I have been cycling through cities and across countries since I was nine years old. My first bike – a hand-painted, two-tone purple Raleigh – was more than just an unexpected Prince tribute. It was freedom. I never have to worry about night buses, don’t have to catch a last train, am at liberty to go wherever I want, whenever I want, and at speed.
The first time I cycled from my front door to the sea (a ride of about 65 miles thanks to a particularly poor map) I stood on the beach, looked out at a bending blue horizon and realised that I had reached the very edge of the country using nothing more than my thighs, sweat and gears. I felt like Tessie Reynolds, the 16-year-old girl who shocked 19th-century England by cycling from London to Brighton and back in eight hours, wearing knee-length breeches. I felt like Sylvia and Christabel Pankhurst cycling around Manchester and London agitating their female comrades. I remembered the words of the American suffrage campaigner Susan B Anthony: “Let me tell you what I think of bicycling: I think it has done more to emancipate women than anything else in the world. I stand and rejoice every time I see a woman ride by on a wheel.”

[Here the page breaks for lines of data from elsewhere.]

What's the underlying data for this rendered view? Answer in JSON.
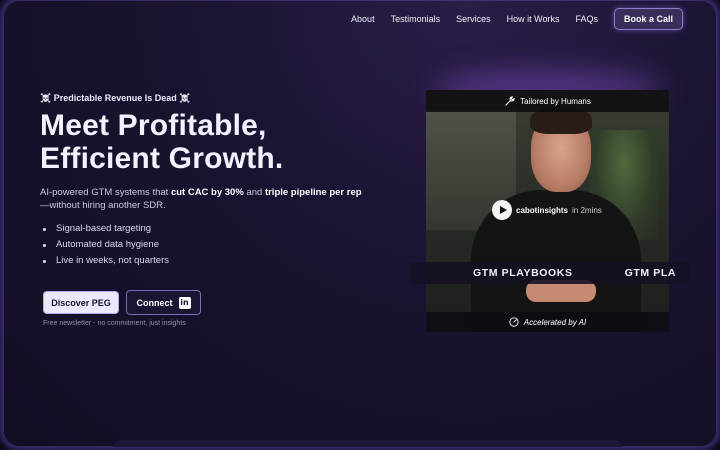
{
  "nav": {
    "links": [
      "About",
      "Testimonials",
      "Services",
      "How it Works",
      "FAQs"
    ],
    "cta": "Book a Call"
  },
  "hero": {
    "kicker": "☠️ Predictable Revenue Is Dead ☠️",
    "headline_line1": "Meet Profitable,",
    "headline_line2": "Efficient Growth.",
    "sub_pre": "AI-powered GTM systems that ",
    "sub_bold1": "cut CAC by 30%",
    "sub_mid": " and ",
    "sub_bold2": "triple pipeline per rep",
    "sub_post": "—without hiring another SDR.",
    "bullets": [
      "Signal-based targeting",
      "Automated data hygiene",
      "Live in weeks, not quarters"
    ],
    "discover_label": "Discover PEG",
    "connect_label": "Connect",
    "note": "Free newsletter - no commitment, just insights"
  },
  "video": {
    "top_label": "Tailored by Humans",
    "handle": "cabotinsights",
    "duration": "in 2mins",
    "ribbon_items": [
      "GTM PLAYBOOKS",
      "GTM PLA"
    ],
    "bottom_label": "Accelerated by AI"
  },
  "colors": {
    "accent_glow": "#7e57ff",
    "background": "#140e24",
    "button_light": "#ede8fb"
  }
}
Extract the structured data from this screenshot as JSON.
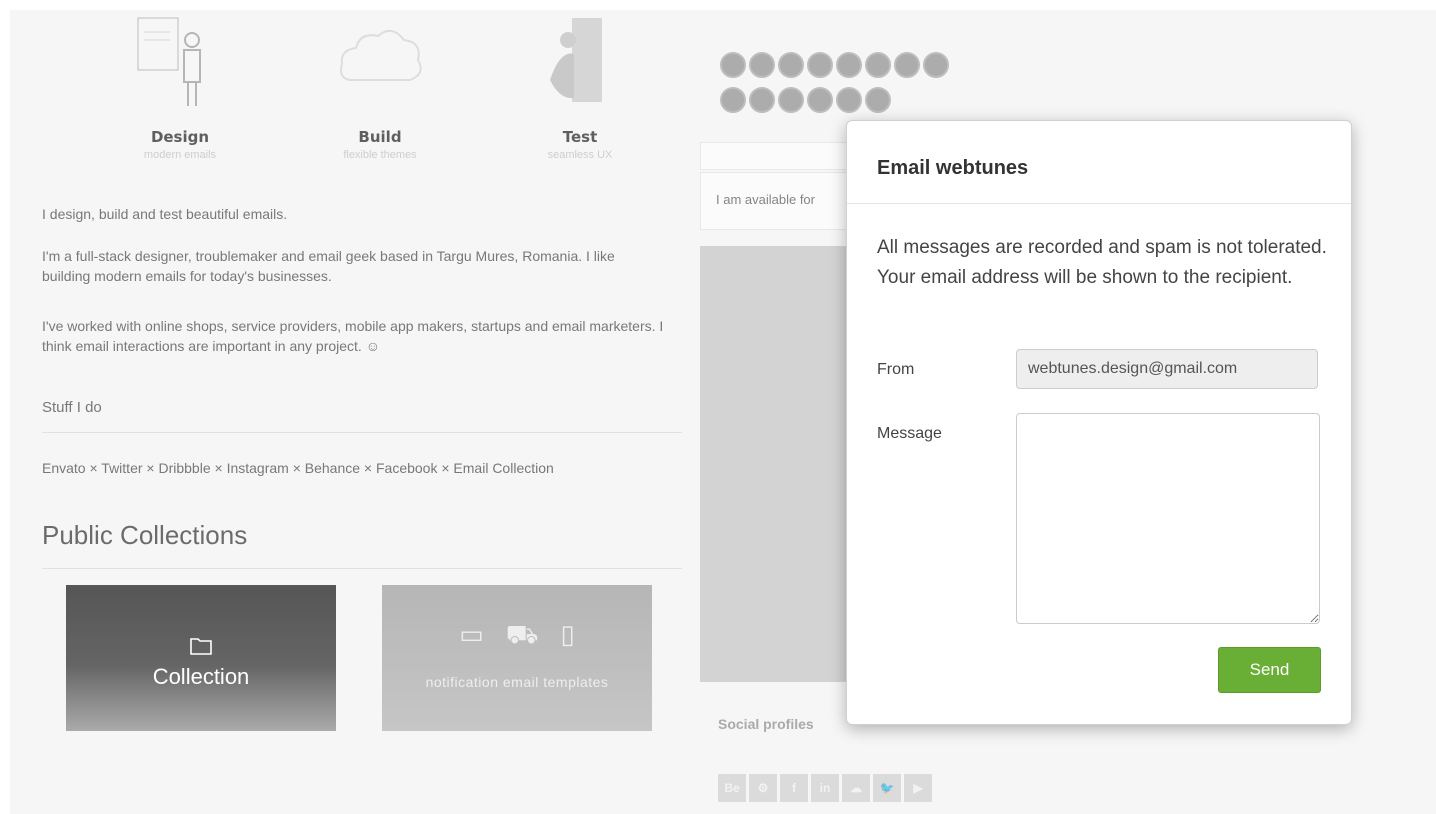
{
  "features": [
    {
      "title": "Design",
      "subtitle": "modern emails"
    },
    {
      "title": "Build",
      "subtitle": "flexible themes"
    },
    {
      "title": "Test",
      "subtitle": "seamless UX"
    }
  ],
  "about": {
    "p1": "I design, build and test beautiful emails.",
    "p2": "I'm a full-stack designer, troublemaker and email geek based in Targu Mures, Romania. I like building modern emails for today's businesses.",
    "p3": "I've worked with online shops, service providers, mobile app makers, startups and email marketers. I think email interactions are important in any project. ☺",
    "stuff_heading": "Stuff I do",
    "links": "Envato × Twitter × Dribbble × Instagram × Behance × Facebook × Email Collection"
  },
  "collections": {
    "heading": "Public Collections",
    "cards": [
      {
        "label": "Collection"
      },
      {
        "label": "notification email templates"
      }
    ]
  },
  "sidebar": {
    "availability": "I am available for",
    "social_heading": "Social profiles",
    "social_icons": [
      "Be",
      "⚙",
      "f",
      "in",
      "☁",
      "🐦",
      "▶"
    ]
  },
  "modal": {
    "title": "Email webtunes",
    "notice": "All messages are recorded and spam is not tolerated. Your email address will be shown to the recipient.",
    "from_label": "From",
    "from_value": "webtunes.design@gmail.com",
    "message_label": "Message",
    "message_value": "",
    "send_label": "Send"
  },
  "colors": {
    "send": "#6aaf35"
  }
}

From suffragettes to midwives, Olympians to resistance fighters, commuters to campaigners, the history of the bicycle runs like a dual carriageway alongside the history of feminism. Cycling put us in trousers, let us pass messages behind the frontline, stood us on podiums, helped us mobilise in the streets, took us out of our conscribed domestic sphere and taught us the thrill of having the wind in our eyes. Despite the warnings from AD Shadwell published in 1897, our wombs did not fall out, we did not suffer dementia and we avoided the “bulging eyes” and “tightened mandible” that characterised the dreaded (and entirely fictional) “bike face”.

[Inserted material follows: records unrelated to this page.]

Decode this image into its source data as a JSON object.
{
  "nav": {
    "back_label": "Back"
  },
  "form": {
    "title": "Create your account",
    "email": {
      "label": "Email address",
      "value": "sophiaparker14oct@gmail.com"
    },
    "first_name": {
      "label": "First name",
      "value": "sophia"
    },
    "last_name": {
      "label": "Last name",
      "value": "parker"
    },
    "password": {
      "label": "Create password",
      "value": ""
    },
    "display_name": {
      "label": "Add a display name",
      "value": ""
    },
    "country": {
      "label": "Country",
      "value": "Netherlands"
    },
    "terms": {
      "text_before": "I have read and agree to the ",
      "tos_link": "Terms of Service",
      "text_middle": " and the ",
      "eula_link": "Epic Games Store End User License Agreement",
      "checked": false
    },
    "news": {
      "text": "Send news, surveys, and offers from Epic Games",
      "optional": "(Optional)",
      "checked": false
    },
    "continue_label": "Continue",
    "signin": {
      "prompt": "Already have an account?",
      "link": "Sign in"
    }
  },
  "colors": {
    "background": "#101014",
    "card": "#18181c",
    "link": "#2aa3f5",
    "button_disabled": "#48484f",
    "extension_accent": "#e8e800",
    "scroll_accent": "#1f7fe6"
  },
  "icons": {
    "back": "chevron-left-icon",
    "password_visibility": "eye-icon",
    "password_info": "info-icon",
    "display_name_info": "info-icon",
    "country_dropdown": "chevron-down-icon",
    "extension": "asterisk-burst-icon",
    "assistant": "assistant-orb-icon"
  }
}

And we are good cyclists. Many of those victim-blaming on Twitter were keen to point out that cyclists jump red lights, cycle on pavements or hog the road. To which I say yes, sometimes, we do. The mayor of London does, the prime minister does and probably I have too. Primarily because I don’t want to be accidentally crushed by an HGV – one of the few road casualties that disproportionately affects women, too timid to overtake on the right or pull ahead, out of a driver’s blind spot. But the urge to push a woman off her bike while calling her a mug and shouting in her face has very little, if anything, to do with road hogs and red lights.
Of course, this video is news precisely because it is out of the ordinary; shocking, unpleasant and unexpected. It caused controversy because this isn’t the sort of thing we see every day. As a woman on a bike, you may occasionally feel bullied on and off of the road, but don’t let one furious man colour your view of cycling altogether. Yes, you may sometimes get strangers commenting on your legs, you may get taxi drivers pushing you into parked cars, you may be laughed out of a bike shop for asking about panniers, you may have a door opened on to your oncoming knees, you might get a middle-aged, lycra-clad bore asking “is that’s your dad’s bike, love?”, you might nearly get hit by pedestrians tapping away on their phones and you might get heckled by people outside pubs. But, my god, it’s worth it.

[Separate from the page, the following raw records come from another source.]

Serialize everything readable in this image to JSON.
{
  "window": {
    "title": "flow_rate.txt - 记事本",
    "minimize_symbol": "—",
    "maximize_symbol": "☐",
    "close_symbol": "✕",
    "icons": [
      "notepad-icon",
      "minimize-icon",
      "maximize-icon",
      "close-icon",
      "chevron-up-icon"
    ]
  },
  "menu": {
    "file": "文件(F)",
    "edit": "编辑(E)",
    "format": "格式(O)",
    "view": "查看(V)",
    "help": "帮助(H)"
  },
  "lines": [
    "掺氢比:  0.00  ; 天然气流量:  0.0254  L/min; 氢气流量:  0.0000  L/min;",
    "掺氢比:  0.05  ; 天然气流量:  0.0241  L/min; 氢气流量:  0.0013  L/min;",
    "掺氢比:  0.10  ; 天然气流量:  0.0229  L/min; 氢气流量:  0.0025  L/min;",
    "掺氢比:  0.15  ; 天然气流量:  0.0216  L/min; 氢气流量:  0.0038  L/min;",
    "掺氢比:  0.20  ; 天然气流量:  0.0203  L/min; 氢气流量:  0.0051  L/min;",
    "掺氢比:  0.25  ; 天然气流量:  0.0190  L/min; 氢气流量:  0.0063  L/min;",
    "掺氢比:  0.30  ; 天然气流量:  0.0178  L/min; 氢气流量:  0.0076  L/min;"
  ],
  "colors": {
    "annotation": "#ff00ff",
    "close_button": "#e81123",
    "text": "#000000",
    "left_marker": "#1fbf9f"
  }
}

The world and its roads are there for the taking; we can chase the wind and conquer the weather, we can get anywhere at any time without spending a penny or relying on anyone. A bike is a two-wheeled instrument of freedom, emancipation and power. And most of us don’t even have to worry about crushing our testicles on the crossbar. So go on, put some fun between your legs. Get back in the saddle. You can give a man a fish, but you should give a woman a bicycle."